When Janice regained consciousness there was no one in her room.  She tried to sit up, but instantly felt dizzy, so she dropped her head back down on the pillow.  Her chest and arms were sore, and she had a headache that would probably last a year or two.  Other than that she seemed to be in one piece.  Her first memory of what happened before she passed out was of Eddie slapping her face.  She reached up with her hand and gently touched her lips, which were definitely swollen.  She ran her tongue across the inside of her mouth and realized that a large portion of the flesh was chewed up from being raked sideways across her teeth.

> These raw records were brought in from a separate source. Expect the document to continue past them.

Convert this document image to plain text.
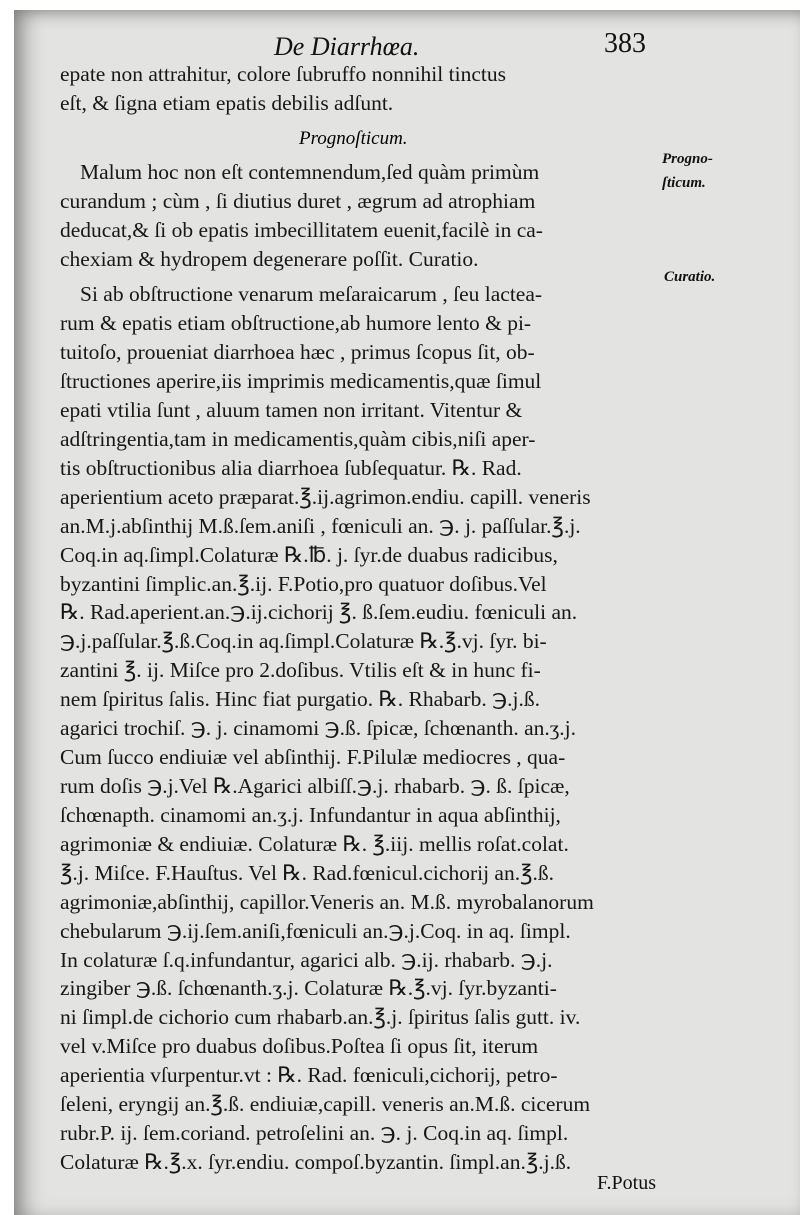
De Diarrhœa.	383
Prognoſticum.
Progno-
ſticum.
Curatio.
epate non attrahitur, colore ſubruffo nonnihil tinctus
eſt, & ſigna etiam epatis debilis adſunt.
Malum hoc non eſt contemnendum,ſed quàm primùm
curandum ; cùm , ſi diutius duret , ægrum ad atrophiam
deducat,& ſi ob epatis imbecillitatem euenit,facilè in ca-
chexiam & hydropem degenerare poſſit. Curatio.
Si ab obſtructione venarum meſaraicarum , ſeu lactea-
rum & epatis etiam obſtructione,ab humore lento & pi-
tuitoſo, proueniat diarrhoea hæc , primus ſcopus ſit, ob-
ſtructiones aperire,iis imprimis medicamentis,quæ ſimul
epati vtilia ſunt , aluum tamen non irritant. Vitentur &
adſtringentia,tam in medicamentis,quàm cibis,niſi aper-
tis obſtructionibus alia diarrhoea ſubſequatur. ℞. Rad.
aperientium aceto præparat.℥.ij.agrimon.endiu. capill. veneris
an.M.j.abſinthij M.ß.ſem.aniſi , fœniculi an. ℈. j. paſſular.℥.j.
Coq.in aq.ſimpl.Colaturæ ℞.℔. j. ſyr.de duabus radicibus,
byzantini ſimplic.an.℥.ij. F.Potio,pro quatuor doſibus.Vel
℞. Rad.aperient.an.℈.ij.cichorij ℥. ß.ſem.eudiu. fœniculi an.
℈.j.paſſular.℥.ß.Coq.in aq.ſimpl.Colaturæ ℞.℥.vj. ſyr. bi-
zantini ℥. ij. Miſce pro 2.doſibus. Vtilis eſt & in hunc fi-
nem ſpiritus ſalis. Hinc fiat purgatio. ℞. Rhabarb. ℈.j.ß.
agarici trochiſ. ℈. j. cinamomi ℈.ß. ſpicæ, ſchœnanth. an.ʒ.j.
Cum ſucco endiuiæ vel abſinthij. F.Pilulæ mediocres , qua-
rum doſis ℈.j.Vel ℞.Agarici albiſſ.℈.j. rhabarb. ℈. ß. ſpicæ,
ſchœnapth. cinamomi an.ʒ.j. Infundantur in aqua abſinthij,
agrimoniæ & endiuiæ. Colaturæ ℞. ℥.iij. mellis roſat.colat.
℥.j. Miſce. F.Hauſtus. Vel ℞. Rad.fœnicul.cichorij an.℥.ß.
agrimoniæ,abſinthij, capillor.Veneris an. M.ß. myrobalanorum
chebularum ℈.ij.ſem.aniſi,fœniculi an.℈.j.Coq. in aq. ſimpl.
In colaturæ ſ.q.infundantur, agarici alb. ℈.ij. rhabarb. ℈.j.
zingiber ℈.ß. ſchœnanth.ʒ.j. Colaturæ ℞.℥.vj. ſyr.byzanti-
ni ſimpl.de cichorio cum rhabarb.an.℥.j. ſpiritus ſalis gutt. iv.
vel v.Miſce pro duabus doſibus.Poſtea ſi opus ſit, iterum
aperientia vſurpentur.vt : ℞. Rad. fœniculi,cichorij, petro-
ſeleni, eryngij an.℥.ß. endiuiæ,capill. veneris an.M.ß. cicerum
rubr.P. ij. ſem.coriand. petroſelini an. ℈. j. Coq.in aq. ſimpl.
Colaturæ ℞.℥.x. ſyr.endiu. compoſ.byzantin. ſimpl.an.℥.j.ß.
F.Potus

          She looked around the room again, making sure that she was truly alone.  It was darker now, and she had no idea of what time it must be, or how long she had been un­conscious.  She lifted her head again, slower this time, and looked out her window.  There were storm clouds in the distance, off to the west, which accounted for some of the darkness, but probably also meant it was getting to be late afternoon.  She wanted to yell out to see if anyone else was in the house, but she was afraid the only one who would an­swer her call would be Eddie.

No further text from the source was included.